What are we singing and where do these hymns come from? Some non-scriptural hymns, like the lamplighting hymn Φῶς ἱλαρόν we chant during Vespers, were there in the early days — we even have a letter from a second-century Roman provincial governor to the emperor in which he describes hymn-singing as one of the defining characteristics of Christian worship. However, the vast majority of what Christians sang in worship in the first few centuries were the Psalms. In fact, when we talk about “chanting” in church, we’re talking about something originally referred to in Greek as ψαλμῳδία, the singing of Psalms. Many newly-composed hymns were originally intended to be sung either as antiphons, or responses, to psalms, or to be interspersed with psalm verses, and we still sing many hymns now that accompany psalm verses.

In the fourth century, St.

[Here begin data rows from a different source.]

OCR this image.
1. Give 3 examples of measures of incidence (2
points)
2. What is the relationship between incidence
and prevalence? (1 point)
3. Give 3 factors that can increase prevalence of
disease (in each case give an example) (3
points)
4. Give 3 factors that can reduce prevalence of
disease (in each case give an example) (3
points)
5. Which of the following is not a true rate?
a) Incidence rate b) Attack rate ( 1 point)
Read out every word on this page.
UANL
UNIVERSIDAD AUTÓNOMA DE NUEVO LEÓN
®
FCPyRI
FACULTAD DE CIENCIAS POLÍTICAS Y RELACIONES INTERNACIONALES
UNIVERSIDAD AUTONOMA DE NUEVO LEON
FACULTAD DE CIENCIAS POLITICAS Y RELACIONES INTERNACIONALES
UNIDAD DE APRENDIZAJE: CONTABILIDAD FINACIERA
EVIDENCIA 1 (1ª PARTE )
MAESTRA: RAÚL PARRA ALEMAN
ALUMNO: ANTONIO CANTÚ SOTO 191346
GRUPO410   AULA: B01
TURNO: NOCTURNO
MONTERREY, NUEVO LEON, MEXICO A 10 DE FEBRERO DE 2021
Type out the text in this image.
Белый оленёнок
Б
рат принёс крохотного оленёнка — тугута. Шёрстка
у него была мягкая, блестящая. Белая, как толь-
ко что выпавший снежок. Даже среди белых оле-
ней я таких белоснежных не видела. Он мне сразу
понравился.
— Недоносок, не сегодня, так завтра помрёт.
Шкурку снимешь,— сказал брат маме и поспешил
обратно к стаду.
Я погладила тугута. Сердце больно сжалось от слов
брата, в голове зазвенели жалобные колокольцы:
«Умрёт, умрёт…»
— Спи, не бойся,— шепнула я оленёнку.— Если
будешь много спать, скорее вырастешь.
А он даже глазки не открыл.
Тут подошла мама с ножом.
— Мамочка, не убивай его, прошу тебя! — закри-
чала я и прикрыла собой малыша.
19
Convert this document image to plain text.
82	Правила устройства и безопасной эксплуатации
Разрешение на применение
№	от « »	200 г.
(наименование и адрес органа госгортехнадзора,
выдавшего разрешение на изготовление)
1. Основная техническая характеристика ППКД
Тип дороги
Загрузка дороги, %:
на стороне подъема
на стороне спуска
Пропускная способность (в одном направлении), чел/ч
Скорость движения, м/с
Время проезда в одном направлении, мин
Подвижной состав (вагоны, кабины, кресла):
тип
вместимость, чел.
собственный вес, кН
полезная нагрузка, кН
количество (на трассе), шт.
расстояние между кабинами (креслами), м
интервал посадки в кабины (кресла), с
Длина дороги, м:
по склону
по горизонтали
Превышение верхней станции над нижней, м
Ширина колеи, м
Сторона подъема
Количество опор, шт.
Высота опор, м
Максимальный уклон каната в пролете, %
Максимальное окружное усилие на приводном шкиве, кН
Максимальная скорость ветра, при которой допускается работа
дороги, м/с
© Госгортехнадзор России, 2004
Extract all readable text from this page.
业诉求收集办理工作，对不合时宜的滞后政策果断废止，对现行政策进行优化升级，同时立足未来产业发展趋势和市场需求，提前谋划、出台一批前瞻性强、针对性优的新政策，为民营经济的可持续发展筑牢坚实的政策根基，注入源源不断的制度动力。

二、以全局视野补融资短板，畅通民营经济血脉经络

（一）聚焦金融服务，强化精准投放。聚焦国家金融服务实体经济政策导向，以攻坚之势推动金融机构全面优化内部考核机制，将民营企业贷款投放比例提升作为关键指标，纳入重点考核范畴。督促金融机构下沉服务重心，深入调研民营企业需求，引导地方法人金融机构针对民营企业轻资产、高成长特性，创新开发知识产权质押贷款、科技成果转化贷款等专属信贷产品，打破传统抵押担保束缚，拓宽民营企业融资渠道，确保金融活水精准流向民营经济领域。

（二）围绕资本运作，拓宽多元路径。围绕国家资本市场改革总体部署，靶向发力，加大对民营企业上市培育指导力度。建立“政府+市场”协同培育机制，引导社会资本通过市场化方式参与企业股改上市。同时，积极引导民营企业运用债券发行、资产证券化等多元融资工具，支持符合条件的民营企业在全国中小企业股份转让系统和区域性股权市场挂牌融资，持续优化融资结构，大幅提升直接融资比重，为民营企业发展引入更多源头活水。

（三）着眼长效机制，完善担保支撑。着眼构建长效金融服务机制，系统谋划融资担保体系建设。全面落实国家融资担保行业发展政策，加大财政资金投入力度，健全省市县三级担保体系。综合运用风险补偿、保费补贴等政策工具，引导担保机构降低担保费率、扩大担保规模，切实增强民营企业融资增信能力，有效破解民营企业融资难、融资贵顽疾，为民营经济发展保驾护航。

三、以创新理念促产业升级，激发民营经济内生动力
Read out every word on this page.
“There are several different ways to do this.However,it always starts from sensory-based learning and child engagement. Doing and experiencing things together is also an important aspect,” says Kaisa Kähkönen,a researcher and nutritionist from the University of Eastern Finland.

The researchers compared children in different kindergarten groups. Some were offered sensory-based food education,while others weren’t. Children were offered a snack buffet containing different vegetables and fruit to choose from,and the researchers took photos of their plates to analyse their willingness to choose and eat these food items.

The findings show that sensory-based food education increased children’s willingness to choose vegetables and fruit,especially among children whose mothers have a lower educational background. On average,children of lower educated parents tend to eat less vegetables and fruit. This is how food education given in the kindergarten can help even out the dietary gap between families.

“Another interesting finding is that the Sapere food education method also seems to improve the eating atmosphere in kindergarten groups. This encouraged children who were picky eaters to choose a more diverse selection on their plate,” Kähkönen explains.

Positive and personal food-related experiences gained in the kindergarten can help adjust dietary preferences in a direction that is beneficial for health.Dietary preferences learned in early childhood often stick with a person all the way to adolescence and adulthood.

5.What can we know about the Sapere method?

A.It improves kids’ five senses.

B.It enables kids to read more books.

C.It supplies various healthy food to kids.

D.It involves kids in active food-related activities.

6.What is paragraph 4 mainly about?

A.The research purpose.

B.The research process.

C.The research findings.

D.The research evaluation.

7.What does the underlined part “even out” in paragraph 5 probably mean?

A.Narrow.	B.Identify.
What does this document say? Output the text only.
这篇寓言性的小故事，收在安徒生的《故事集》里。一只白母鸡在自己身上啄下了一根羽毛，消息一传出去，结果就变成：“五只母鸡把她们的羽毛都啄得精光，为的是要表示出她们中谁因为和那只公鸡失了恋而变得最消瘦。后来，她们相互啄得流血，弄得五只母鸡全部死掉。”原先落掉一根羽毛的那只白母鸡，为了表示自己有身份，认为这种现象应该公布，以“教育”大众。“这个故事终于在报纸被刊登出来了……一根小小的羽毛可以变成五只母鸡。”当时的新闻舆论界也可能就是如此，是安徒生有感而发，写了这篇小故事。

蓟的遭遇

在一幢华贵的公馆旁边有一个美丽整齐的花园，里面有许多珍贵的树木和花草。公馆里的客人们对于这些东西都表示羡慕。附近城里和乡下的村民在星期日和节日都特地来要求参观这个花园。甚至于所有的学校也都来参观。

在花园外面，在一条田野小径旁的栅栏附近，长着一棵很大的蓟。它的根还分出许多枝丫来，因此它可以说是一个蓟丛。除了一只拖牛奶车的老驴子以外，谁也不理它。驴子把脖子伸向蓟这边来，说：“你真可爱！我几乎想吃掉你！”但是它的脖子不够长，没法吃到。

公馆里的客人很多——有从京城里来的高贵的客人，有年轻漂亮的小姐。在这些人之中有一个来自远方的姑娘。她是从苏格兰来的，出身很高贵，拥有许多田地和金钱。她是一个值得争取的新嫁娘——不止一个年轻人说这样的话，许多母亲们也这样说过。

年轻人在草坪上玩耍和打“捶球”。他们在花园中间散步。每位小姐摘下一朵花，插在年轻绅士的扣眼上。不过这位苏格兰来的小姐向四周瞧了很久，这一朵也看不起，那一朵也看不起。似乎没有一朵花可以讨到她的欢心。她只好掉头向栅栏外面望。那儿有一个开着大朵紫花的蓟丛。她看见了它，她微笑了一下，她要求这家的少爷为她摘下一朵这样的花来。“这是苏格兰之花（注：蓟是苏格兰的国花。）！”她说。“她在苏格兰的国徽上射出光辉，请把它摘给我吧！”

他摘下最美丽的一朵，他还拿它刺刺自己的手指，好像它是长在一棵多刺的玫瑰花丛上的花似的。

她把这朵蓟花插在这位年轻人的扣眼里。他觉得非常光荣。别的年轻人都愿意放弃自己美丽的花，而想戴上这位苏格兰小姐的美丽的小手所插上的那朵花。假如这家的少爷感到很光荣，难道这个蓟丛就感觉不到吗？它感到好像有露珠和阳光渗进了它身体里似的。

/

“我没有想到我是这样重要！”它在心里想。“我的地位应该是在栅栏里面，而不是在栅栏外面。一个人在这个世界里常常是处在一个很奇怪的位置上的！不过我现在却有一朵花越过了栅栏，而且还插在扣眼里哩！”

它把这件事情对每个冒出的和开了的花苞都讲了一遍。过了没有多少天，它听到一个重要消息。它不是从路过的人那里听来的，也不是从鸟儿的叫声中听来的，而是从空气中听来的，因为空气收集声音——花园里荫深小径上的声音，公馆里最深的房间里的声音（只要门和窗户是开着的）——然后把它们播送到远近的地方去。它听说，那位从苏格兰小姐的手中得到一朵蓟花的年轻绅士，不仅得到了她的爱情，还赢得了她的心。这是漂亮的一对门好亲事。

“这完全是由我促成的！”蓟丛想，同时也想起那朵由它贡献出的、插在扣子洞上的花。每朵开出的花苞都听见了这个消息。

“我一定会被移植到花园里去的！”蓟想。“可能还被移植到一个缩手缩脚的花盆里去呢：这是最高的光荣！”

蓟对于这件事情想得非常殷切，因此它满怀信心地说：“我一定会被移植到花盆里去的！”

Ephraim the Syrian wrote many hymns for his congregation that functioned as musical homilies that expounded on the scriptures and theology. Different elements of the form and style of hymnography St. Ephraim used were adopted in Constantinople and in Rome; St. Ambrose of Milan taught his congregations responsorial psalmody “after the manner of the Eastern church” (according to St. Augustine’s Confessions), and St. John Chrysostom used antiphonal hymn-singing to fight processions of heretics in Constantinople.

In the fifth century, the approach to hymnography as musical homily flourished in the form known as the kontakion, a long poetic work would have been sung during cathedral vigils; the so-called Akathistos hymn that is sung during the Salutations services of Great Lent is an example of a kontakion that has been in continuous use through the present. In the sixth century, St. Romanos the Melodist wrote hundreds of kontakia for different seasons and saints, parts of which we still sing during the Divine Liturgy today.

Perhaps starting in the seventh century, Palestinian monks began to use the nine Biblical Canticles — hymns found in the text of Scripture itself outside of the Psalms, such as the Song of Moses, the Song of the Three Youths, the Magnificat of the Mother of God, and so on — as the basis for a type of hymn called a canon. Sung during Orthros, a canon inserts short hymns called troparia that have to do with the church season or feast day, using the theme of the Canticle as a starting point. Hymnographers such as St. Andrew of Crete, St. John of Damascus, St. Theophanes the Branded, and others composed a large repertory of canons that we still sing in our modern services, like the Canon of the Akathistos (Ἀνοίξω τὸ στόμα μου), the Easter Canon (Άναστάσεως ἡμέρα), the Christmas Canon (Χριστὸς γεννᾶται, δοξάσατε), and others.

Hymnographers from many different walks of life have continued to write hymns over the centuries, including the ninth century St. Kassia the Nun, whose hymn “Κύριε, ἡ ἐν πολλαῖς ἁμαρτίαις, περιπεσοῦσα γυνή” is one of the highlights of Holy Week every year. Hymnography is also still very much a living tradition in our own time; every time a new saint is recognized, such as the recently-glorified St. Elder Paisios, somebody has to write the hymns for that saint’s feast day so that we can all sing in their honor.

The hymns that we sing and hear in our worship connect us to the past while focusing us on our worship of God in the present and preparing us for the age to come. As we sing in the words of the Cherubic Hymn every Sunday, through the sung worship of the Greek Orthodox Church, we “lay aside every care of this life, for we are about to receive the King of All.”